07 May 2007 11:41  [Source: ICIS news]

Developing countries struggle with pollutantsSINGAPORE (ICIS news)--Many developing countries are struggling to keep Persistent Organic Pollutants (POPs) at bay amid a lack of funding and technical assistance, according to findings at a recent United Nations-backed meeting.

 

Participants at the third Stockholm Convention on POPs in Senegal last week expressed concern that human health could be adversely affected by the widespread use of dichloro-diphenyl-trichloroethane (DDT) in Africa and parts of developing Asia.

 

DDT is one of the 12 toxic chemicals that signatories to the Stockholm Convention on POPs are looking to eliminate globally.
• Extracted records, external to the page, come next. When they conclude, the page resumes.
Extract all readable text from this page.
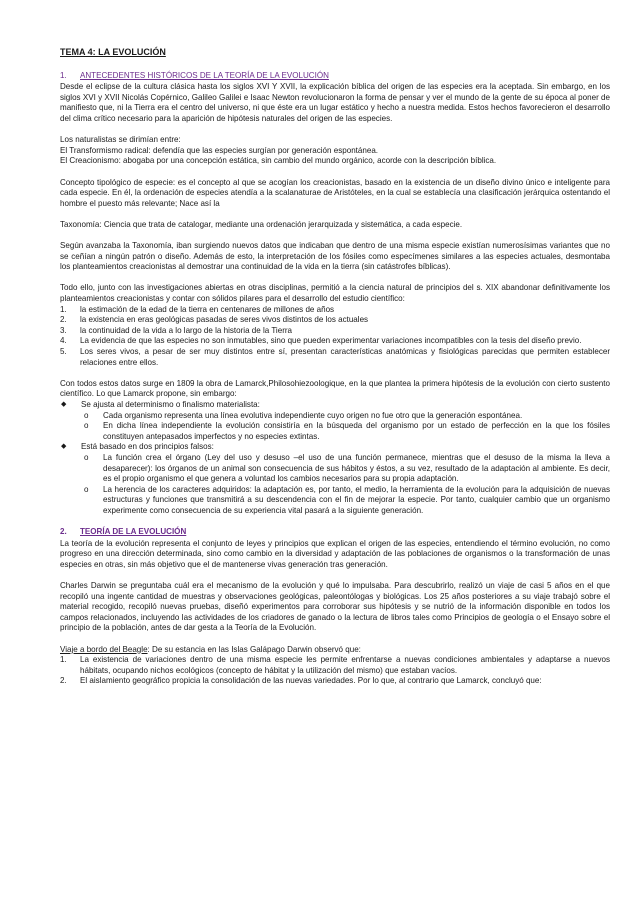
TEMA 4: LA EVOLUCIÓN
1.	ANTECEDENTES HISTÓRICOS DE LA TEORÍA DE LA EVOLUCIÓN

Desde el eclipse de la cultura clásica hasta los siglos XVI Y XVII, la explicación bíblica del origen de las especies era la aceptada. Sin embargo, en los siglos XVI y XVII Nicolás Copérnico, Galileo Galilei e Isaac Newton revolucionaron la forma de pensar y ver el mundo de la gente de su época al poner de manifiesto que, ni la Tierra era el centro del universo, ni que éste era un lugar estático y hecho a nuestra medida. Estos hechos favorecieron el desarrollo del clima crítico necesario para la aparición de hipótesis naturales del origen de las especies.

Los naturalistas se dirimían entre:

El Transformismo radical: defendía que las especies surgían por generación espontánea.

El Creacionismo: abogaba por una concepción estática, sin cambio del mundo orgánico, acorde con la descripción bíblica.

Concepto tipológico de especie: es el concepto al que se acogían los creacionistas, basado en la existencia de un diseño divino único e inteligente para cada especie. En él, la ordenación de especies atendía a la scalanaturae de Aristóteles, en la cual se establecía una clasificación jerárquica ostentando el hombre el puesto más relevante; Nace así la

Taxonomía: Ciencia que trata de catalogar, mediante una ordenación jerarquizada y sistemática, a cada especie.

Según avanzaba la Taxonomía, iban surgiendo nuevos datos que indicaban que dentro de una misma especie existían numerosísimas variantes que no se ceñían a ningún patrón o diseño. Además de esto, la interpretación de los fósiles como especímenes similares a las especies actuales, desmontaba los planteamientos creacionistas al demostrar una continuidad de la vida en la tierra (sin catástrofes bíblicas).

Todo ello, junto con las investigaciones abiertas en otras disciplinas, permitió a la ciencia natural de principios del s. XIX abandonar definitivamente los planteamientos creacionistas y contar con sólidos pilares para el desarrollo del estudio científico:

1.	la estimación de la edad de la tierra en centenares de millones de años
2.	la existencia en eras geológicas pasadas de seres vivos distintos de los actuales
3.	la continuidad de la vida a lo largo de la historia de la Tierra
4.	La evidencia de que las especies no son inmutables, sino que pueden experimentar variaciones incompatibles con la tesis del diseño previo.
5.	Los seres vivos, a pesar de ser muy distintos entre sí, presentan características anatómicas y fisiológicas parecidas que permiten establecer relaciones entre ellos.

Con todos estos datos surge en 1809 la obra de Lamarck,Philosohiezoologique, en la que plantea la primera hipótesis de la evolución con cierto sustento científico. Lo que Lamarck propone, sin embargo:

◆	Se ajusta al determinismo o finalismo materialista:
o	Cada organismo representa una línea evolutiva independiente cuyo origen no fue otro que la generación espontánea.
o	En dicha línea independiente la evolución consistiría en la búsqueda del organismo por un estado de perfección en la que los fósiles constituyen antepasados imperfectos y no especies extintas.
◆	Está basado en dos principios falsos:
o	La función crea el órgano (Ley del uso y desuso –el uso de una función permanece, mientras que el desuso de la misma la lleva a desaparecer): los órganos de un animal son consecuencia de sus hábitos y éstos, a su vez, resultado de la adaptación al ambiente. Es decir, es el propio organismo el que genera a voluntad los cambios necesarios para su propia adaptación.
o	La herencia de los caracteres adquiridos: la adaptación es, por tanto, el medio, la herramienta de la evolución para la adquisición de nuevas estructuras y funciones que transmitirá a su descendencia con el fin de mejorar la especie. Por tanto, cualquier cambio que un organismo experimente como consecuencia de su experiencia vital pasará a la siguiente generación.
2.	TEORÍA DE LA EVOLUCIÓN

La teoría de la evolución representa el conjunto de leyes y principios que explican el origen de las especies, entendiendo el término evolución, no como progreso en una dirección determinada, sino como cambio en la diversidad y adaptación de las poblaciones de organismos o la transformación de unas especies en otras, sin más objetivo que el de mantenerse vivas generación tras generación.

Charles Darwin se preguntaba cuál era el mecanismo de la evolución y qué lo impulsaba. Para descubrirlo, realizó un viaje de casi 5 años en el que recopiló una ingente cantidad de muestras y observaciones geológicas, paleontólogas y biológicas. Los 25 años posteriores a su viaje trabajó sobre el material recogido, recopiló nuevas pruebas, diseñó experimentos para corroborar sus hipótesis y se nutrió de la información disponible en todos los campos relacionados, incluyendo las actividades de los criadores de ganado o la lectura de libros tales como Principios de geología o el Ensayo sobre el principio de la población, antes de dar gesta a la Teoría de la Evolución.

Viaje a bordo del Beagle: De su estancia en las Islas Galápago Darwin observó que:

1.	La existencia de variaciones dentro de una misma especie les permite enfrentarse a nuevas condiciones ambientales y adaptarse a nuevos hábitats, ocupando nichos ecológicos (concepto de hábitat y la utilización del mismo) que estaban vacíos.
2.	El aislamiento geográfico propicia la consolidación de las nuevas variedades. Por lo que, al contrario que Lamarck, concluyó que:
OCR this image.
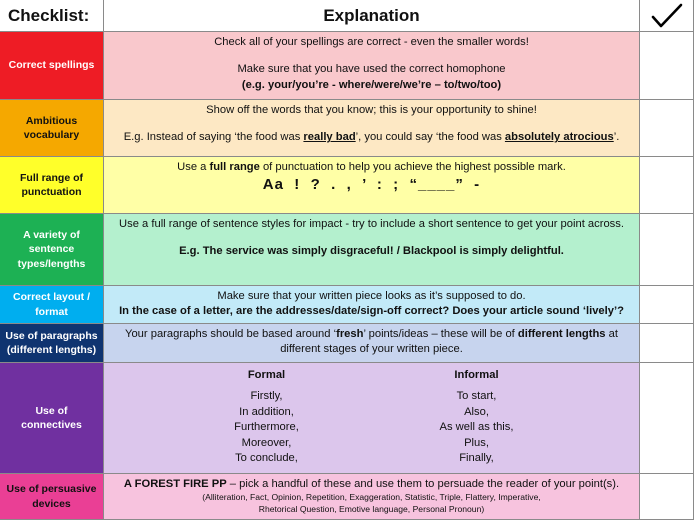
Checklist:	Explanation
Correct spellings

Check all of your spellings are correct - even the smaller words!

Make sure that you have used the correct homophone

(e.g. your/you’re - where/were/we’re – to/two/too)

Ambitious vocabulary

Show off the words that you know; this is your opportunity to shine!

E.g. Instead of saying ‘the food was really bad’, you could say ‘the food was absolutely atrocious’.

Full range of punctuation

Use a full range of punctuation to help you achieve the highest possible mark.

Aa  !  ?  .  ,  ’  :  ;  “____”  -

A variety of sentence types/lengths

Use a full range of sentence styles for impact - try to include a short sentence to get your point across.

E.g. The service was simply disgraceful! / Blackpool is simply delightful.

Correct layout / format

Make sure that your written piece looks as it’s supposed to do.

In the case of a letter, are the addresses/date/sign-off correct? Does your article sound ‘lively’?

Use of paragraphs (different lengths)

Your paragraphs should be based around ‘fresh’ points/ideas – these will be of different lengths at

different stages of your written piece.

Use of connectives
Formal
Firstly,
In addition,
Furthermore,
Moreover,
To conclude,
Informal
To start,
Also,
As well as this,
Plus,
Finally,
Use of persuasive devices

A FOREST FIRE PP – pick a handful of these and use them to persuade the reader of your point(s).

(Alliteration, Fact, Opinion, Repetition, Exaggeration, Statistic, Triple, Flattery, Imperative,

Rhetorical Question, Emotive language, Personal Pronoun)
The chemical is used primarily used as an insecticide.

 

Other concerns include the disposal of POP wastes, inadequate financial and technical resources for developing countries and the need for more data on dioxin and furan emissions, especially in Africa.

 

Abdoulaye Wade, president of Senegal, warned that the continued use of DDT in many African nations would harm human health.

 

He urged countries to switch from chemical to organic fertilizers, a practice currently in place in Senegal.

 

Research has shown that the toxicity of DDT does not diminish easily over time in soil and water.

 

While environmentalists say DDT causes diseases such as cancer and liver damage in humans, the World Health Organization (WHO) has endorsed its use as a means to contain malaria and in areas where there are epidemics.

 

Venezuela expressed concern about WHO’s stand, warning that countries that have banned DDT might resume using it.

 

Signatories to the Stockholm Convention that allow the use of DDT include Namibia, Uganda and Mozambique.

 

Separately, delegates discussed the issue of furan and dioxin emissions, with Senegal pushing for more assistance to monitor emissions in Africa.

 

China pointed out that there was insufficient data on emission factors and urged for increased investment in future research.

 

The fourth conference on the parties of the Stockholm Convention on POPS will be held in Geneva in 2009.